Les autorités étaient bombardées de nouvelles informations, reconnaît le Dr Nguyen. Mais on « gérait en fonction de l’équipement sur place plutôt qu’en fonction des besoins scientifiques », déplore-t-il.

Le Dr Nguyen a raconté avoir été alarmé d’apprendre, le 31 mars 2020, que 400 milieux de vie pour aînés comptaient un cas de COVID-19. Mais très peu de données existaient à ce moment-là sur ces cas.

« C’est impossible de gérer une pandémie sans données. »

— Le Dr Quoc Dinh Nguyen, gériatre et épidémiologiste au CHUM

Sans blâmer directement les dirigeants, le Dr Nguyen constate que la première vague a été gérée essentiellement de Québec alors que ce sont Montréal et Laval qui étaient touchés. « Donc, c’est sûr que quand la tête est à un endroit alors que les besoins sont à un autre, il y a une certaine déconnexion, et je pense que ça a pu jouer sur la vigueur, la rapidité des décisions scientifiques », dit-il.

« Âgisme systémique »

Environ 10 % des patients de CHSLD et de milieux d’hébergement pour aînés sont morts durant la première vague de COVID-19 au Québec. Une véritable « hécatombe », qui s’explique notamment par le piètre état du réseau avant la pandémie et par la gestion de la crise par le gouvernement, selon Réjean Hébert

Pour lui, la pandémie a révélé « l’âgisme systémique » qui sévit au Québec. « On a fait très peu de cas de ces milliers de morts chez les personnes âgées. On n’a pas vu de mouvement Old Age Matters. On n’a pas vu de démission de ministre. On n’a pas vu de limogeage de directeur d’établissement. »

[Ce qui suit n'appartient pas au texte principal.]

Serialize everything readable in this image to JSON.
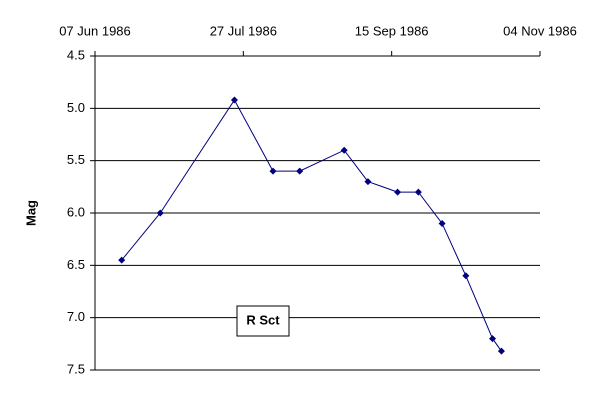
{
  "chart_data": {
    "type": "line",
    "y_label": "Mag",
    "annotation": "R Sct",
    "x": [
      "1986-06-16",
      "1986-06-29",
      "1986-07-24",
      "1986-08-06",
      "1986-08-15",
      "1986-08-30",
      "1986-09-07",
      "1986-09-17",
      "1986-09-24",
      "1986-10-02",
      "1986-10-10",
      "1986-10-19",
      "1986-10-22"
    ],
    "series": [
      {
        "name": "R Sct",
        "color": "#000080",
        "values": [
          6.45,
          6.0,
          4.92,
          5.6,
          5.6,
          5.4,
          5.7,
          5.8,
          5.8,
          6.1,
          6.6,
          7.2,
          7.32
        ]
      }
    ],
    "xlim": [
      "1986-06-07",
      "1986-11-04"
    ],
    "xticks": [
      {
        "value": "1986-06-07",
        "label": "07 Jun 1986"
      },
      {
        "value": "1986-07-27",
        "label": "27 Jul 1986"
      },
      {
        "value": "1986-09-15",
        "label": "15 Sep 1986"
      },
      {
        "value": "1986-11-04",
        "label": "04 Nov 1986"
      }
    ],
    "ylim": [
      4.5,
      7.5
    ],
    "yticks": [
      4.5,
      {
        "value": 5,
        "label": "5.0"
      },
      5.5,
      {
        "value": 6,
        "label": "6.0"
      },
      6.5,
      {
        "value": 7,
        "label": "7.0"
      },
      7.5
    ],
    "y_inverted": true,
    "x_axis_position": "top",
    "grid": true
  }
}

« Même les wokes ne se sont pas insurgés pour critiquer cette hécatombe chez les personnes âgées. On est restés indifférents. »

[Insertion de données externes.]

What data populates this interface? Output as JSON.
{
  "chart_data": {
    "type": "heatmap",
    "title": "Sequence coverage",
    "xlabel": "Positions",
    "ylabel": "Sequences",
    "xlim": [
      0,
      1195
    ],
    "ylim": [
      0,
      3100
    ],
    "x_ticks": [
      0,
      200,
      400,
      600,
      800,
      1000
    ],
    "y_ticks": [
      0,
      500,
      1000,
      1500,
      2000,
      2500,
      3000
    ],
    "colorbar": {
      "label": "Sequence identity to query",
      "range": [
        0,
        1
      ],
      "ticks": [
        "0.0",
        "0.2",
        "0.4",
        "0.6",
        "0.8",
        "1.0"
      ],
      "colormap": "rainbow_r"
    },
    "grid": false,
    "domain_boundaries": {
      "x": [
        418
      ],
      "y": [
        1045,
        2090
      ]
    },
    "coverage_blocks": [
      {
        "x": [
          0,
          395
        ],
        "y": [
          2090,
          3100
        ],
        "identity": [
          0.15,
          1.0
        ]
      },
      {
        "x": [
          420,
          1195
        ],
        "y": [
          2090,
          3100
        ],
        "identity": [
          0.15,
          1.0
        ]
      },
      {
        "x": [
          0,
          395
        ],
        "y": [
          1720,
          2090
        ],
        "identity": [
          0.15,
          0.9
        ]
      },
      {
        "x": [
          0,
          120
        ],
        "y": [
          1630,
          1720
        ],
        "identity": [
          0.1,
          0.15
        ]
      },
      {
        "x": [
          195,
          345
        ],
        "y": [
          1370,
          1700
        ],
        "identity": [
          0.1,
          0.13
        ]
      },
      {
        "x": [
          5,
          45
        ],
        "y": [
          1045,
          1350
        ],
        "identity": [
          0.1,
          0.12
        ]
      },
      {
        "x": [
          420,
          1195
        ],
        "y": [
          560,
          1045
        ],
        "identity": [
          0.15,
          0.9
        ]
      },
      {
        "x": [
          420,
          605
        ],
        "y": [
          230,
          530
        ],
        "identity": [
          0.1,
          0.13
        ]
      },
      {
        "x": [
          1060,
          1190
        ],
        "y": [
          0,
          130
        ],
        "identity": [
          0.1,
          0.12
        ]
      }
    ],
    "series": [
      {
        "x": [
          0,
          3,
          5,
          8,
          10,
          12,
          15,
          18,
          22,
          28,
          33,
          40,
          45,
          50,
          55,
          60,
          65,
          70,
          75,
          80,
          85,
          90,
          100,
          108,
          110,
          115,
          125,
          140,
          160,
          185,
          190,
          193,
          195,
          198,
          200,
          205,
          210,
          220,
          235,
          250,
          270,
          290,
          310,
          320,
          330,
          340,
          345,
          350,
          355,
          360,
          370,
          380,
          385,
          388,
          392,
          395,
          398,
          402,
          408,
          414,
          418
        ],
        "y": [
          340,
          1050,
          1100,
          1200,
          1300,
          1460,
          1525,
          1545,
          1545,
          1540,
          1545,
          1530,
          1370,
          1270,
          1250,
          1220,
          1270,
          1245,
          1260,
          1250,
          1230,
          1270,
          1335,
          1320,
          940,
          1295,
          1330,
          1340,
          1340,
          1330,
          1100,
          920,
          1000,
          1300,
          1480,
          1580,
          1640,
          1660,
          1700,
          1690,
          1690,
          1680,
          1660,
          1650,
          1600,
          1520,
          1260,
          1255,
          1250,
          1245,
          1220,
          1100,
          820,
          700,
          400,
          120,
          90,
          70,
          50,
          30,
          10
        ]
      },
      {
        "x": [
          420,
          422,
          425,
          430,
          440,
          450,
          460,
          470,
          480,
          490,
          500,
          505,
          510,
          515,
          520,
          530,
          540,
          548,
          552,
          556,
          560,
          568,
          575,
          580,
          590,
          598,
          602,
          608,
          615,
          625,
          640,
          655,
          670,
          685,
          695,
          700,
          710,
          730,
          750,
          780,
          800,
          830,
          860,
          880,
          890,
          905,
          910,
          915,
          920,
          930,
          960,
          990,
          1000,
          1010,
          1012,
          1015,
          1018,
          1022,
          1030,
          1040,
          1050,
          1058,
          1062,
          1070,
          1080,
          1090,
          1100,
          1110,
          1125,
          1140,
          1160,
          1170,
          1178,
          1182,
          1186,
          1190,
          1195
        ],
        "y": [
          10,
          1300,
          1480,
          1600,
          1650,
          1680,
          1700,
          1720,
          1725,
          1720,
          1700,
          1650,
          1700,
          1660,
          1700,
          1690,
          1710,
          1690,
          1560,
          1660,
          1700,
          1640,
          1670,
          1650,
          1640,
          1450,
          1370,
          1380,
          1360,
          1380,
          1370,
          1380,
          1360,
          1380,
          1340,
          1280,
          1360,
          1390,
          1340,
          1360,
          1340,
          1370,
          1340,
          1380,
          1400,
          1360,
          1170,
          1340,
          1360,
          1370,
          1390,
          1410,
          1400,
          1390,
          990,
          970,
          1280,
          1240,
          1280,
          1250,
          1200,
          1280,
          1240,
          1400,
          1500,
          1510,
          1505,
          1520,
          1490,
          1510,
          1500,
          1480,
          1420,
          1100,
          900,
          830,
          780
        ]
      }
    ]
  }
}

— Le Dr Réjean Hébert, professeur à l’École de santé publique de l’Université de Montréal

Le DHébert a rappelé que le Québec a été de loin la province canadienne ayant présenté le plus fort taux de décès durant la première vague de COVID-19.

Même avant la pandémie, les CHSLD « étaient négligés », selon le Dr Hébert.

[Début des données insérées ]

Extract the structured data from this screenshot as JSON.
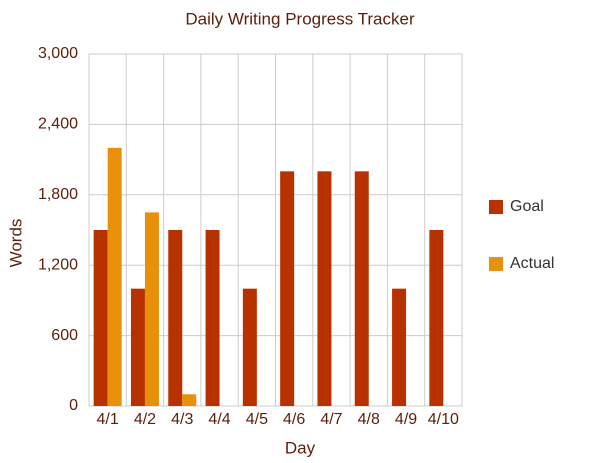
{
  "chart_data": {
    "type": "bar",
    "title": "Daily Writing Progress Tracker",
    "x_label": "Day",
    "y_label": "Words",
    "categories": [
      "4/1",
      "4/2",
      "4/3",
      "4/4",
      "4/5",
      "4/6",
      "4/7",
      "4/8",
      "4/9",
      "4/10"
    ],
    "series": [
      {
        "name": "Goal",
        "color": "#b83200",
        "values": [
          1500,
          1000,
          1500,
          1500,
          1000,
          2000,
          2000,
          2000,
          1000,
          1500
        ]
      },
      {
        "name": "Actual",
        "color": "#e8900a",
        "values": [
          2200,
          1650,
          100,
          null,
          null,
          null,
          null,
          null,
          null,
          null
        ]
      }
    ],
    "ylim": [
      0,
      3000
    ],
    "yticks": [
      0,
      600,
      {
        "value": 1200,
        "label": "1,200"
      },
      {
        "value": 1800,
        "label": "1,800"
      },
      {
        "value": 2400,
        "label": "2,400"
      },
      {
        "value": 3000,
        "label": "3,000"
      }
    ],
    "grid": true,
    "legend": "right"
  }
}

Dans ses recommandations, il plaide entre autres pour une « priorisation des soins à domicile » et pour l’imposition de normes fédérales, dont de ratio de personnel, dans les CHSLD. Le Dr Nguyen croit pour sa part que l’ensemble du réseau de la santé devrait être vu par l’entremise d’une « lentille aînés ».

Un médecin « traumatisé »

Professeur à l’Institut des hautes études internationales et du développement de Genève et médecin omnipraticien à l’Hôpital général juif, le Dr Vinh-Kim Nguyen a travaillé aux CHSLD Vigi Mont-Royal et Marie-Victorin lors de la première vague. Il dit avoir été « traumatisé » par ce qu’il a vu. Il a avancé que certains patients ont été placés sous protocole de détresse respiratoire alors qu’ils « n’avaient pas à se rendre jusque-là ». « Ils auraient pu être soignés. Je reste là-dessus », a-t-il déclaré. Le Dr Nguyen a parlé de l’immense détresse des soignants qui travaillaient d’arrache-pied à soigner les patients alors qu’il fallait décider à qui donner de l’oxygène ou des solutés.

L’audience se poursuit mardi avec le témoignage, notamment, du brigadier général Timothy Arsenault, des Forces armées canadiennes, et du président sortant de l’Association des médecins gériatres du Québec, le Dr Serge Brazeau. Le directeur national de santé publique, le Dr Horacio Arruda, sera entendu le 11 novembre.